By Bob Respert © 2004
In preparation for heading out to my ten year high school reunion, some of my friends and I got together for food and drinks. I was concentrating on the drink portion of the meeting.
I have a HUGE problem with remembering peoples names. I actually dread going certain places when I'm back in town because you can count on bumping into somebody. So I wanted a nice headstart on the booze.
Sometimes, I just can't tell the difference between people I recognize as being from my hometown, and people I actually know from my hometown. I had the same problem in college because you'd see the same people in your business classes over and over, so when you were at a random party a year or two down the road, you had to determine if they looked familiar because you walked by them 600 times, or because you actually knew them, had a study group with them, or had sex with their sister.
Of course the chances of the last scenario being the one is slim to none.
Anywho, with a few drinks in the stomach, we head out to the reunion. The first person I see is a guy named Ivan. We always joked about Ivan because he was that guy who used Fuck, Fucking, and Fuckin as much as Paris Hilton say's "That's hot."
A normal sentence from Ivan would go something like,
"Fuckin Bob! Man, I was just fucking talking about you and fuckin...man, what was his fucking name...that guy with the fucking brother in the army....Fuck!"
So I walk in the door, and he drops two F-bombs in the first sentence he delivers. Ahh, the more things change, the more they stay the same.
We walk up to the desk to get our name badges, and I immediately bump into someone whose name I can't recall. Of course, to be hip, she and half of everyone else has their name tags in hard to read locations.
So I get through that without anyone noticing, and I make a break for my friend Andrea's side. We get in a conversation with some people I know, but one person I only recognize. Thus begins the phrase I mutter many times in the evening as I make an obvious attempt to read nametags.
"Sorry man, seeing everyone for the first time in ten years has my brain on sensory overload."
It seemed to be working alright.
Now there are only a few things you could do to make a reunion awkward for somebody, and one of those is to walk up and start right in on stories with somebody you were never really close with. You gotta ease into it, maybe they (me) are having trouble remembering your name.
So within 15 minutes of being in the building, a dude who looks a lot like Jack Osborne walks into the group of us talking and starts right in on me.
"Man, I thought that was you."
Then, looking at the girl next to me, he begins to regale her with stories about being my suite-mate in college, and how it was such great times. He was being pretty generic about it, and I didn't recognize him one bit. I thought he was just fucking around, cause he looked like the kind of guy with a quirky enough personality to do just that.
I actually said that I didn't recognize him, rather than pulling the "Oh yeah, how ya doin man, it's been a long time" crap.
I would have bet money he was bullshittin? me, and then he begins to tell me about the suite-mate that I do remember, and before you know it, I'm 100% certain that I shared a bathroom with this guy for at least one semester in college, and I still don't recognize the guy at all. In fact, I don't remember the other guy even having a suitemate.

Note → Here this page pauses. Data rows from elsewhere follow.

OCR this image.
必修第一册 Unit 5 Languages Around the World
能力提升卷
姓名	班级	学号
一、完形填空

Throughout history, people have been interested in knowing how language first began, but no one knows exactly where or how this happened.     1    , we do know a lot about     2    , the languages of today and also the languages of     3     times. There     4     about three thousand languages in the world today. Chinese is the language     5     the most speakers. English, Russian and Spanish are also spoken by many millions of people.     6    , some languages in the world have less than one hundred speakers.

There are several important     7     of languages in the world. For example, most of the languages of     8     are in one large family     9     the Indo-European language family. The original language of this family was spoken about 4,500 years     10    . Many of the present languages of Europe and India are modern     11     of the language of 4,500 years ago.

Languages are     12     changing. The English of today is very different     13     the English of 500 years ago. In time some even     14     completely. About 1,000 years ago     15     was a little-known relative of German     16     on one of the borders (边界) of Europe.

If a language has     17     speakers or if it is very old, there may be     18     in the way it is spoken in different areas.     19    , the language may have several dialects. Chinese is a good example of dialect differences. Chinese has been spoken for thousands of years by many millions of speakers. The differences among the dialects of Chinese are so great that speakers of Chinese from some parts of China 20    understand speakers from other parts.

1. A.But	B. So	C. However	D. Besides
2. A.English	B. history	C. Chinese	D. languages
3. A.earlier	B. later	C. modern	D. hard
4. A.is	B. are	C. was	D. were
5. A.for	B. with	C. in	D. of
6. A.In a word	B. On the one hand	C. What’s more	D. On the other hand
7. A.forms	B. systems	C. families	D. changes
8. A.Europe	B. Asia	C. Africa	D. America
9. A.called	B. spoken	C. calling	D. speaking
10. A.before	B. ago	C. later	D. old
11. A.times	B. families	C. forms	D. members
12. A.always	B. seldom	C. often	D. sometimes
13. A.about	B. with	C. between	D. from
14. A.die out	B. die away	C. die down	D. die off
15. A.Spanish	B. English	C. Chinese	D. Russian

To make the situation even more ridiculous, he didn't even go to my high school. He married a girl that was in my class. She was the one that I was greeted by at the desk where I couldn't remember her name.
I figured it to be a long night.
Everybody was married, mostly to goofy looking bastards. As I saw person after person from my past, I had a certain feeling that I was having trouble describing. It wasn't until I saw this guy who was still rocking the same pony tail from high school that it hit me.
It was like the scene from Old School were Luke Wilson's character is drunk and giving his best man speech. He looks into the crowd and with sincere giddiness he says something to the extent of
"I haven't seen your dad in like, ten years, that's awesome. Congratulations!"
I kept looking over at people thinking,
"Hey, he's still got the same ponytail. That's awesome!"
"Wow, so that's why Meijers is always out of Twinkies!"
It really ended up being nice to see a bunch of old faces from the past, though. I was amazed that certain people didn't change at all, but then again, I don't think I changed all that much.
Seeing that guy who was still rocking the same ponytail though, that made my night.
That was awesome. If you're reading this, congratulations on that.
Bob Respert is a pharmaceutical salesman from Michigan.